Blood Microbiome Profile in CKD : A Pilot Study

Abstract

Background and objectives: The association between gut dysbiosis, high intestinal permeability, and endotoxemia-mediated inflammation is well established in CKD. However, changes in the circulating microbiome in patients with CKD have not been studied. In this pilot study, we compare the blood microbiome profile between patients with CKD and healthy controls using 16S ribosomal DNA sequencing.

Design, setting, participants, & measurements: Blood bacterial DNA was studied in buffy coat samples quantitatively by 16S PCR and qualitatively by 16S targeted metagenomic sequencing using a molecular pipeline specifically optimized for blood samples in a cross-sectional study comparing 20 nondiabetic patients with CKD and 20 healthy controls.

Results: There were 22 operational taxonomic units significantly different between the two groups. 16S metagenomic sequencing revealed a significant reduction in α diversity (Chao1 index) in the CKD group compared with healthy controls (127±18 versus 145±31; P=0.04). Proteobacteria phylum, Gammaproteobacteria class, and Enterobacteriaceae and Pseudomonadaceae families were more abundant in the CKD group compared with healthy controls. Median 16S ribosomal DNA levels did not significantly differ between CKD and healthy groups (117 versus 122 copies/ng DNA; P=0.38). GFR correlated inversely with the proportion of Proteobacteria (r=-0.54; P≤0.01).

Conclusions: Our pilot study demonstrates qualitative differences in the circulating microbiome profile with lower α diversity and significant taxonomic variations in the blood microbiome in patients with CKD compared with healthy controls.
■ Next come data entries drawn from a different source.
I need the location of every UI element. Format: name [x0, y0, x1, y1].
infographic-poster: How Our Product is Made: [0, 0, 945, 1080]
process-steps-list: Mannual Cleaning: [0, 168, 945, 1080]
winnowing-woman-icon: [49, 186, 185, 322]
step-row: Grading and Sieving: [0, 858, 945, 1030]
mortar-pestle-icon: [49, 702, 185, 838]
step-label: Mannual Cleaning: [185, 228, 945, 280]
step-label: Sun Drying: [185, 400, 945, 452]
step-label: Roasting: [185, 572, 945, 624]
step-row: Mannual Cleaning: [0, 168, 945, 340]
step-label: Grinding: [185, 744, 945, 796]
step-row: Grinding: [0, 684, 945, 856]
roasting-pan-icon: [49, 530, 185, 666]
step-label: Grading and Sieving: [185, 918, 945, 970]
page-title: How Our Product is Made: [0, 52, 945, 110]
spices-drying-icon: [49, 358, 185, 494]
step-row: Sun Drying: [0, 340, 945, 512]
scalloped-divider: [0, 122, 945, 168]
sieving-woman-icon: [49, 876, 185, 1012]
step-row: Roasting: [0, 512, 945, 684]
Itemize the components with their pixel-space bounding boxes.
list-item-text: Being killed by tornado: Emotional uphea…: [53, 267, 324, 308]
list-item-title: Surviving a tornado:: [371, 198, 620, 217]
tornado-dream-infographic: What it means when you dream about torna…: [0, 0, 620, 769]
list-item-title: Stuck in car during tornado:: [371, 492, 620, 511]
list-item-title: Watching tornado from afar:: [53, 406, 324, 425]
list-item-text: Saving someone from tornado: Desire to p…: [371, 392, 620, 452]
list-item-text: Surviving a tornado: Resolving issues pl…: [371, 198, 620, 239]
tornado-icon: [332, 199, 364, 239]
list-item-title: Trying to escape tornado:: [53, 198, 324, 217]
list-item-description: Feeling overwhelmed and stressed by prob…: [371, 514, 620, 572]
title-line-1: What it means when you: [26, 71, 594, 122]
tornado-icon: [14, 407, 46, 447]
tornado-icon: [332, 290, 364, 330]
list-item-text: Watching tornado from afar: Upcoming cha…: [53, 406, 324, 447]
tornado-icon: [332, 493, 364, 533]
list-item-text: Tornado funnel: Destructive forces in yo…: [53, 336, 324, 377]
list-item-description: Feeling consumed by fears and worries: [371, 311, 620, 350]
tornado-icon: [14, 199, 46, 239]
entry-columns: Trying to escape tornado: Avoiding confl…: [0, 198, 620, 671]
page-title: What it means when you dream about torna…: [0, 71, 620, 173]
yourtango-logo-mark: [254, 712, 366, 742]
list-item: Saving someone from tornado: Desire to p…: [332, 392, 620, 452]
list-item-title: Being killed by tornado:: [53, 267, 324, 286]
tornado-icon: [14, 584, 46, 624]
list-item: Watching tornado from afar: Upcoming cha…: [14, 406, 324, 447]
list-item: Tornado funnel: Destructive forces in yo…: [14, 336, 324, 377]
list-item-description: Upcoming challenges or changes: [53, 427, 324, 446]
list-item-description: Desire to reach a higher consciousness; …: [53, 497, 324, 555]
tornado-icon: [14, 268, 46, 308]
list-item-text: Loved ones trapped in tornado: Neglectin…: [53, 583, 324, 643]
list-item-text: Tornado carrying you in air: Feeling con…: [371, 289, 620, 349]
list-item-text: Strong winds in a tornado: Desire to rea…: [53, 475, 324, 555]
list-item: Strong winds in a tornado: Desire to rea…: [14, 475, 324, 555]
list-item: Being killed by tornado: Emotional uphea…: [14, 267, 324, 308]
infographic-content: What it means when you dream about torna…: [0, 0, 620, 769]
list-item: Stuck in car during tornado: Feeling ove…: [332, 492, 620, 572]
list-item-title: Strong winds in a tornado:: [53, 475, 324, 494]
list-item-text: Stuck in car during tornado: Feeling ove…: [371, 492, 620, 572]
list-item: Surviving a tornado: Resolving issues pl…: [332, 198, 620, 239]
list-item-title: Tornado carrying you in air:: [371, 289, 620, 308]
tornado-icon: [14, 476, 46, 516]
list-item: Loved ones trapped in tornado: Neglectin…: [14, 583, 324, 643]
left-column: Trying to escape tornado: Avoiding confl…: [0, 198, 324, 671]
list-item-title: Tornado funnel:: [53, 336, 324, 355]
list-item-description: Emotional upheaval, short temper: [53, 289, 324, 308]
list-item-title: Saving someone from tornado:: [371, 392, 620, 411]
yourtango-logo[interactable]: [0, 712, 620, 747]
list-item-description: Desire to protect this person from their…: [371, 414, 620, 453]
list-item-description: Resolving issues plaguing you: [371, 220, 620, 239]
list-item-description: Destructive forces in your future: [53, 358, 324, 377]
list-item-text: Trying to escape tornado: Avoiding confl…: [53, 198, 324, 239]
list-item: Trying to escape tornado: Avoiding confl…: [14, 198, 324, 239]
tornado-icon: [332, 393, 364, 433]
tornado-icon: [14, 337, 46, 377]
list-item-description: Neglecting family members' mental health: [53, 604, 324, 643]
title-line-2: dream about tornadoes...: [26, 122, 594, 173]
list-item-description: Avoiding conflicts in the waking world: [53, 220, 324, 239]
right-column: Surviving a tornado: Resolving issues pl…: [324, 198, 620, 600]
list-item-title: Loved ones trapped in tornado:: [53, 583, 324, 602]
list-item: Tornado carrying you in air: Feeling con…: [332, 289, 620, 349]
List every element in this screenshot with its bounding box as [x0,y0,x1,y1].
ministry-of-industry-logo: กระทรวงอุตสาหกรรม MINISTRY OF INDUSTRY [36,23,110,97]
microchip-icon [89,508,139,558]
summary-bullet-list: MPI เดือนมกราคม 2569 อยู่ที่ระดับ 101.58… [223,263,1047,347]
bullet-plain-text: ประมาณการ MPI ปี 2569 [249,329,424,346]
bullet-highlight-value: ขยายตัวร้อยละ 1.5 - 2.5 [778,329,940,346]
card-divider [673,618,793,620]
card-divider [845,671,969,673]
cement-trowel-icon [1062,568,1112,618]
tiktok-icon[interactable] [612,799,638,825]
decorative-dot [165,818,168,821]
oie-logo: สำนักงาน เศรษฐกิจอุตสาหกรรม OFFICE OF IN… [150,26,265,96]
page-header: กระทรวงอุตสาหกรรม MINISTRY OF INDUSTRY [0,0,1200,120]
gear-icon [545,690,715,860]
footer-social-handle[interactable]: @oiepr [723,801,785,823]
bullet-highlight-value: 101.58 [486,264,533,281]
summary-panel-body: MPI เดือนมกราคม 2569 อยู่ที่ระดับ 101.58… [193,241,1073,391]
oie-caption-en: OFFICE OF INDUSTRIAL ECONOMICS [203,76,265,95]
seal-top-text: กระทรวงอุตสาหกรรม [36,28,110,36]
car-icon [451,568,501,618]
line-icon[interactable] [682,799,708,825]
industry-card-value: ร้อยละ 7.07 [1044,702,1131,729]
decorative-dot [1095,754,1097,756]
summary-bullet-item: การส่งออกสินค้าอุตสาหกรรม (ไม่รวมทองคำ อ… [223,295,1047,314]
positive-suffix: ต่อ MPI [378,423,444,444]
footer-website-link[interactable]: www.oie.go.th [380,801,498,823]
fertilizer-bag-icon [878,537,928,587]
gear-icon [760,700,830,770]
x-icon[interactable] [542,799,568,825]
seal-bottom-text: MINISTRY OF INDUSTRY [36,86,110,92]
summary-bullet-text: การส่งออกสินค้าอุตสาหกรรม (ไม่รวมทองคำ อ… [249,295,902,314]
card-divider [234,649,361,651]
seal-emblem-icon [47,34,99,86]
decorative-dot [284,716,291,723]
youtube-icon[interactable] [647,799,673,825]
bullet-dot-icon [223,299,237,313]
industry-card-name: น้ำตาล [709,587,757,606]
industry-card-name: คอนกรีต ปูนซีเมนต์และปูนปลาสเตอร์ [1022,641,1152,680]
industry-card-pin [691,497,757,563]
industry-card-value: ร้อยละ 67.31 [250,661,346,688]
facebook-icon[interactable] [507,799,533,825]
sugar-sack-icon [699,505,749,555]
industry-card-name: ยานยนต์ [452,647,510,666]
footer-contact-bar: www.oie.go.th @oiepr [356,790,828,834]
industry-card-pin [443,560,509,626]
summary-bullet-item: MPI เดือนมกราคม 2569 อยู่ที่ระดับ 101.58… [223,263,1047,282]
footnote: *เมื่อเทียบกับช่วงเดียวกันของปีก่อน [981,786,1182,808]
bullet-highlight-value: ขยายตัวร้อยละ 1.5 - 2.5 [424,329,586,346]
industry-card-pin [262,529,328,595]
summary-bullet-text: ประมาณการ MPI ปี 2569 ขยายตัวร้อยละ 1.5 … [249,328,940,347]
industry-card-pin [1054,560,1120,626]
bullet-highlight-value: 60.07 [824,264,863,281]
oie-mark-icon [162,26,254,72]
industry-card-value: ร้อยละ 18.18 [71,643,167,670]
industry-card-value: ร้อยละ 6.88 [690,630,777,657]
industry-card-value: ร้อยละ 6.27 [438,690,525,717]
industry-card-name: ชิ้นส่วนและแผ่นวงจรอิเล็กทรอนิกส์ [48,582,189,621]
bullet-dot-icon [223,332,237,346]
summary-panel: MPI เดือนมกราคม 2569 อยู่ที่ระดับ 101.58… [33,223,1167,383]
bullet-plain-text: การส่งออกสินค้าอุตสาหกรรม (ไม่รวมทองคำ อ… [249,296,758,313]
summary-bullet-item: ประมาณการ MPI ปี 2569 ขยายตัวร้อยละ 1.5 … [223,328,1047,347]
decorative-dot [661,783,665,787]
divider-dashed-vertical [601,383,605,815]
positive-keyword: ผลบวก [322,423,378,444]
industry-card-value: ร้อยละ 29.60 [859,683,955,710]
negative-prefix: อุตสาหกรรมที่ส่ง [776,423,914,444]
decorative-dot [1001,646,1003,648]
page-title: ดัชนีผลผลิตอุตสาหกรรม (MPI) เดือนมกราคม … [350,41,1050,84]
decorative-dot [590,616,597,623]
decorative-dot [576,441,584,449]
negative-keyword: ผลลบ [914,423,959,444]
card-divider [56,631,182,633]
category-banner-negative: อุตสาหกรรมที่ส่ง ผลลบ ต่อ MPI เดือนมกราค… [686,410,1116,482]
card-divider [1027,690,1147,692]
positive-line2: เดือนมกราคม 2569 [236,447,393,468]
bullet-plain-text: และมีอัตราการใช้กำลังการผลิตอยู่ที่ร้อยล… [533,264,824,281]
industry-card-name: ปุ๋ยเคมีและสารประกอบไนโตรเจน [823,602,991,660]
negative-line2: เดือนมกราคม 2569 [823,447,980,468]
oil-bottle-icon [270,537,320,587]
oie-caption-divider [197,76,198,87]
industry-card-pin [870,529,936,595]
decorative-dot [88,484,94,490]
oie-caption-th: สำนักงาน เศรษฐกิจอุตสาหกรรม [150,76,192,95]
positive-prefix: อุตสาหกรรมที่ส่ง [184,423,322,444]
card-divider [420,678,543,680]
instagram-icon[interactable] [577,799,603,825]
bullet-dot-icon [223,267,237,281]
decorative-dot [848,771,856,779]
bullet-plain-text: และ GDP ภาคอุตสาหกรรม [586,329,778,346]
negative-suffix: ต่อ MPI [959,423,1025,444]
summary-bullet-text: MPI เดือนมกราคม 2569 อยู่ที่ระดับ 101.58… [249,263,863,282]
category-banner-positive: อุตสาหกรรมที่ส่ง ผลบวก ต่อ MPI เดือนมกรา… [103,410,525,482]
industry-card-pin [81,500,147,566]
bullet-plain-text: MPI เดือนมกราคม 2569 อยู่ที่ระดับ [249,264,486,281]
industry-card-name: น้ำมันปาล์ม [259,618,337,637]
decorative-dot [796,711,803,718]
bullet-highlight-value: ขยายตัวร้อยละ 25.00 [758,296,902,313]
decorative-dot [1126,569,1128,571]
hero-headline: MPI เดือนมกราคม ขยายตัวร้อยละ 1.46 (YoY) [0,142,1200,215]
Keywords: Blood microbiome; Cross-Sectional Studies; DNA, Bacterial; DNA, Ribosomal; Dysbiosis; Endotoxemia; Enterobacteriaceae; Metagenomics; Microbiota; Permeability; Pilot Projects; Polymerase Chain Reaction; Proteobacteria; Pseudomonadaceae; Renal Insufficiency, Chronic; Sequence Analysis, DNA; chronic kidney disease; glomerular filtration rate.

Graphical abstract

Figure 1.

Enrollment of study participants. GI, gastrointestinal.

Figure 2.

CKD group had a lower α diversity and similar β diversity compared to the healthy group. (A) α diversity (Chao1 index) measuring bacterial richness. (B) β diversity (Weighted UniFrac technique) showing distance between samples summarized in two dimensions, with individual points representing OTU distribution of each sample. Larger overlap indicating similar β diversity between groups.

Figure 3.

Linear discriminant analysis Effect Size (LEfSe) showing microbiome differences between groups at various taxonomic levels. (A) LEfSe analysis with linear discriminant analysis (LDA) score representing statistical and biological differences in phyla between groups. (B) LEfSe cladogram demonstrating microbiome differences at various phylogenic levels.

Figure 4.

Relative proportion of taxa at phylum levels demonstrating a higher proportion of Proteobacteria phylum in the CKD group.